In patients with hammock or arcade valve, the suspension apparatus may have lost all resemblance to the normal anatomy. The papillary muscles are not identifiable, or there are multiple small papillary muscles behind the posterior leaflet. The leaflets are suspended directly by a network of chords directly attached to the posterior wall of the ventricle. This attachment is generally displaced toward the base of the heart, with excess tension on the anterior leaflet and extreme limitation of posterior leaflet motion. The valve is most often predominantly regurgitant.
This rare condition is almost restricted to the middle scallop of the posterior leaflet.
When the anatomy of the mitral valve is otherwise normal, it is difficult to ascertain the congenital origin of dilation of the mitral valve annulus and elongation of the suspension apparatus, but they are included in most studies of congenital anomalies of the mitral valve and account for 15% to 40% of the patients in published studies of congenital mitral valve regurgitation. However, there is no evidence of their congenital origin. Elongation of papillary muscles can be found at birth in the mitral or the tricuspid apparatus, but the muscles usually have an ischemic, beige aspect. Sometimes, the ischemic origin is demonstrated by acute rupture at or shortly after birth. Isolated dilation of the annulus is not found at birth.

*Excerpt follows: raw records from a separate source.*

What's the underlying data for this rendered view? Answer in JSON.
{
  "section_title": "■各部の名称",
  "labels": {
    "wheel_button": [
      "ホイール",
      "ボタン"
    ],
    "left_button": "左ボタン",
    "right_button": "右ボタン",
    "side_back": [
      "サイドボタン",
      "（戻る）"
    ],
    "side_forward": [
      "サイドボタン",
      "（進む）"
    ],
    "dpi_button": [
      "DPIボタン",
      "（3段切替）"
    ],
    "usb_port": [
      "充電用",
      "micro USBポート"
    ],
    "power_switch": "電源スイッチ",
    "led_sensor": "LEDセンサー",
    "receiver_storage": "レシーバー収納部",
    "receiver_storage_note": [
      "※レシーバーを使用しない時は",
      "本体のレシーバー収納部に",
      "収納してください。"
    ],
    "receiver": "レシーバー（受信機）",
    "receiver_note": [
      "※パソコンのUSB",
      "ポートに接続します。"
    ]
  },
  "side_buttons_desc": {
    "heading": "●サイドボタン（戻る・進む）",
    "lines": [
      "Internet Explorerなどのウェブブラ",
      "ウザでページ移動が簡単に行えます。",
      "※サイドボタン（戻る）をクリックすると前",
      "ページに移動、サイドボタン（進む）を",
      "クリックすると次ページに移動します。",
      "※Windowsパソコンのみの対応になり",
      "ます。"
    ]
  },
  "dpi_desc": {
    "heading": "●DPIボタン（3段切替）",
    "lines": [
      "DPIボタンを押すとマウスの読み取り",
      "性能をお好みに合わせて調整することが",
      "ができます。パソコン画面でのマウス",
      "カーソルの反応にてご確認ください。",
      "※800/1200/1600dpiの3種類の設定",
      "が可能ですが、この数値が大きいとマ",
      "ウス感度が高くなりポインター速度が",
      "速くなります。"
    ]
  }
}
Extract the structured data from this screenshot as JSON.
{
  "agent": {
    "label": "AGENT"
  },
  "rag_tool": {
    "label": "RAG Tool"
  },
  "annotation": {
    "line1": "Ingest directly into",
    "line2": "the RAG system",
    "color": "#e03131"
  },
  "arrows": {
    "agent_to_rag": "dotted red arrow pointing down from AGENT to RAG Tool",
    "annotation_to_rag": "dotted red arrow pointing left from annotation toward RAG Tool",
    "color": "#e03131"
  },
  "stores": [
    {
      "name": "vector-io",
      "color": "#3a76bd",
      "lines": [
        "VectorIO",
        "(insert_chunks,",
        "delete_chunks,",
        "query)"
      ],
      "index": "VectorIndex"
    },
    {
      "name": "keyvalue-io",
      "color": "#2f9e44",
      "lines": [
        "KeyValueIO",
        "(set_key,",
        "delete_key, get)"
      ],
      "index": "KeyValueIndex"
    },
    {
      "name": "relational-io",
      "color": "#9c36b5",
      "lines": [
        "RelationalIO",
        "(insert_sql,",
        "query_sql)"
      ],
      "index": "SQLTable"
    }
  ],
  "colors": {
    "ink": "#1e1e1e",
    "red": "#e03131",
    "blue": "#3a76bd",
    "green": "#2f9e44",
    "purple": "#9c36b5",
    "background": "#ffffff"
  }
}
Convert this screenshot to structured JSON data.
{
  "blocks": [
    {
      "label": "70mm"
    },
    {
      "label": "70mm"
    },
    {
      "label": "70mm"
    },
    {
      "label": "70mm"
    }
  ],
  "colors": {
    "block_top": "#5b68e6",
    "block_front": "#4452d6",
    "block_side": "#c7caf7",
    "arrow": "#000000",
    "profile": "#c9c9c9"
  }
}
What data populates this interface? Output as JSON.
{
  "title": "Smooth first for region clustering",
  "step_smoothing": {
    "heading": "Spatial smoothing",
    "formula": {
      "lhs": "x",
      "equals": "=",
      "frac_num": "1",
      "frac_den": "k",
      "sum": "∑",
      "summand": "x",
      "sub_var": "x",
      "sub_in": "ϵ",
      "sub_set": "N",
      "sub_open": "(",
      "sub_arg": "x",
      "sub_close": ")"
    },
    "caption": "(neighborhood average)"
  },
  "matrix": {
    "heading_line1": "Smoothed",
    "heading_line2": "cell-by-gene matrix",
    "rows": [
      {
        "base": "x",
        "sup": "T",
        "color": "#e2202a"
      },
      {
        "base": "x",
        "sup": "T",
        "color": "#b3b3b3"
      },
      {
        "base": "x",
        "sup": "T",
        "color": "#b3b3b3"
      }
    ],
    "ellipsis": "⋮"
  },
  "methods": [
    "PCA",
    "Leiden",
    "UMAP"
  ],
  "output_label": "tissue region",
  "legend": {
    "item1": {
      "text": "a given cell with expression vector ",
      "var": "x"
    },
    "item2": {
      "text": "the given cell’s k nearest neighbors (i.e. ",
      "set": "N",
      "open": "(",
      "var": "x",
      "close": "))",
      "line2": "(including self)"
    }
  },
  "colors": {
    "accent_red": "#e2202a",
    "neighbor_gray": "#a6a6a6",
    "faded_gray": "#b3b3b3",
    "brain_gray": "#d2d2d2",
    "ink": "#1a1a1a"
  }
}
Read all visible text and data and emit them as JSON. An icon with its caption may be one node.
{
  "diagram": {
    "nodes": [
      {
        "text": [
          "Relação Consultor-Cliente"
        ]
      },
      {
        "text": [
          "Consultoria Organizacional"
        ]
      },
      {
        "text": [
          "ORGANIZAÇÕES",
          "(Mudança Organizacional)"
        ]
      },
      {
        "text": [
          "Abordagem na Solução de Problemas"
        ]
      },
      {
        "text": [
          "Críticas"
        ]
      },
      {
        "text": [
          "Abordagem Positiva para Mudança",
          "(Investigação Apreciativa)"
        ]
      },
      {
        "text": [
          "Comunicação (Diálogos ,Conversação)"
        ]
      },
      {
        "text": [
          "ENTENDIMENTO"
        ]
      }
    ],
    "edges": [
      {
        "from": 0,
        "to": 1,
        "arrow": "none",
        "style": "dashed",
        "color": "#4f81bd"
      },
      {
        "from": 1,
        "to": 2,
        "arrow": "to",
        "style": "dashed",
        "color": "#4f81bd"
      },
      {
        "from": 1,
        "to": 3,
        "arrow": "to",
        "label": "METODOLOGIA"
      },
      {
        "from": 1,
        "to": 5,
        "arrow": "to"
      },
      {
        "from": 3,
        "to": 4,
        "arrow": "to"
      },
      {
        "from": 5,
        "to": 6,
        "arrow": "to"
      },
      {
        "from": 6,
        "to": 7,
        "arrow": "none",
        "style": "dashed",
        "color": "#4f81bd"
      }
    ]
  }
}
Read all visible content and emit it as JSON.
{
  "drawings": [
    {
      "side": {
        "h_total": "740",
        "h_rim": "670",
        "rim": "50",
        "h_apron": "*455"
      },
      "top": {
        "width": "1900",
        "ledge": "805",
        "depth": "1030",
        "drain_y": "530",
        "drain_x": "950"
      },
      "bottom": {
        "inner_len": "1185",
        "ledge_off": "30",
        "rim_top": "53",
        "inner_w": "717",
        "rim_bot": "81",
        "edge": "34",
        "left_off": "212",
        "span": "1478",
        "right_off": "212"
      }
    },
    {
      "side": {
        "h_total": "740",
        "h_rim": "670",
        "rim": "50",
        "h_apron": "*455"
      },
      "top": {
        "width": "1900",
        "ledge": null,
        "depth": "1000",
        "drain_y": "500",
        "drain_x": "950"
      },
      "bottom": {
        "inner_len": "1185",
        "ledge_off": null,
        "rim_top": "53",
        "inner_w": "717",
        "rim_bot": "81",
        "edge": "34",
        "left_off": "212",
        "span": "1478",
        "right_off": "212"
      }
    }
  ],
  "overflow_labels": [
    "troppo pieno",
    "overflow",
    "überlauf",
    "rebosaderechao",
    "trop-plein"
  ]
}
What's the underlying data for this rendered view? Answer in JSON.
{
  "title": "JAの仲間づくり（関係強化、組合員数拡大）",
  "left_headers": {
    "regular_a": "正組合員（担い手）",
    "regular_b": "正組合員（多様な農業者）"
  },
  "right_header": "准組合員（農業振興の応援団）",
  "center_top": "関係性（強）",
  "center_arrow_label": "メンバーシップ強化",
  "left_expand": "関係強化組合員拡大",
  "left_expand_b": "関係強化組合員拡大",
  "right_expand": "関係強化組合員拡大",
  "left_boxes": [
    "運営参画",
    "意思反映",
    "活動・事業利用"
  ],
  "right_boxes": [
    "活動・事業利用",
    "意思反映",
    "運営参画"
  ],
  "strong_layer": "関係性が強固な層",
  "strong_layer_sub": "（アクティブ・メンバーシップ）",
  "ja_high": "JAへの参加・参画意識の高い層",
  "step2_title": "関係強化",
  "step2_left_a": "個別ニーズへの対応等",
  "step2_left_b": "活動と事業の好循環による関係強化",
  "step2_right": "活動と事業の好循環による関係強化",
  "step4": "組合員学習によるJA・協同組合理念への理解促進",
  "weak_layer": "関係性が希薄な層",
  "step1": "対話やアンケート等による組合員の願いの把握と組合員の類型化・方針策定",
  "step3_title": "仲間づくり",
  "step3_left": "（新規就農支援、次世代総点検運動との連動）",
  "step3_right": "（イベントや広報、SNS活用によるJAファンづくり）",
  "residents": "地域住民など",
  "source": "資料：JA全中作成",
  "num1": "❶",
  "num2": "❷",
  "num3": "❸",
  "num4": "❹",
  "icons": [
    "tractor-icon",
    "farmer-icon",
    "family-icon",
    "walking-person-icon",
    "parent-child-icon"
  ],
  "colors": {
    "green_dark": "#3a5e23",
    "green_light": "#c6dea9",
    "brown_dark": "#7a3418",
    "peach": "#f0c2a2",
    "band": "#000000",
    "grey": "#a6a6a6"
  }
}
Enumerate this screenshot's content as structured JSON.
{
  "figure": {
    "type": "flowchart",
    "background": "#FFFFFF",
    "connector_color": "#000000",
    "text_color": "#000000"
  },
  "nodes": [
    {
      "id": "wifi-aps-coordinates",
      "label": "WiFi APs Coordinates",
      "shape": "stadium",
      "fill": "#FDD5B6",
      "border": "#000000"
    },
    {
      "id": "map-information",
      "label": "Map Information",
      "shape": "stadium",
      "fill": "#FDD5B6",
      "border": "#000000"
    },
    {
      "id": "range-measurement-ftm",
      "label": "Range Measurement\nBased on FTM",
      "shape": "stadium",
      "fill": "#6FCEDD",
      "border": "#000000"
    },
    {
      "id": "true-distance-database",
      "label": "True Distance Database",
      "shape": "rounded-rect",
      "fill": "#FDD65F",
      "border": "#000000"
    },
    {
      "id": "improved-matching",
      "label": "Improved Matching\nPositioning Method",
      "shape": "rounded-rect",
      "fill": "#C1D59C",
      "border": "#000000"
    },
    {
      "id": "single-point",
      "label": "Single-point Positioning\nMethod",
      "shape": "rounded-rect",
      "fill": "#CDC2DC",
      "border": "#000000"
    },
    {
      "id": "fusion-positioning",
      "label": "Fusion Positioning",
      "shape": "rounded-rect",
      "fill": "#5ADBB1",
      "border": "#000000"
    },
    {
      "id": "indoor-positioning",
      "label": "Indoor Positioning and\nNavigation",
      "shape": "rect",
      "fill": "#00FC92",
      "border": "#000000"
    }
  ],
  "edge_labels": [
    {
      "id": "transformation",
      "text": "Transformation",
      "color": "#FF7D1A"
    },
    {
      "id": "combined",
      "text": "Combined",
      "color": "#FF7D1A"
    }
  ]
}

Both dilation of the annulus and elongation of the suspension apparatus are usually associated with significant volume loading of the left ventricle (e.g., with a large VSD or large patent ductus arteriosus). The pathophysiology is of initial dilation of the posterior annulus under the effect of the volume loading, followed by elongation of the marginal chords and prolapse of the free edge of the anterior leaflet. In rare cases, minor anomalies of the valvar tissue or the papillary muscles indicate a true congenital origin. When a patient older than 4 years has an isolated mitral regurgitation combining anterior leaflet prolapse and various degrees of posterior leaflet retraction, especially if the latter is thickened, a rheumatic origin should be ruled out when the patient originates from a geographical area of high prevalence.
Functional mitral regurgitations secondary to cardiomyopathies are not discussed here.
The interchordal spaces are filled with a dense network of valve tissue. When there is continuity between the anterior and the posterior leaflet, the accessory valvar tissue may generate a gradient directly related to the size of the perforations in the accessory tissue ( Fig. 127-4 ). When the accessory valve tissue is entrapped in the left ventricular outflow tract, the mitral valve may become regurgitant because of the traction exerted by the accessory valvar tissue on the anterior leaflet, which results in the valve's opening at mid systole ; however, in that case, the left ventricular outflow tract obstruction is the predominant hemodynamic lesion and is usually responsible for the diagnosis. Often, the accessory mitral valve tissue does not generate significant gradient or insufficiency.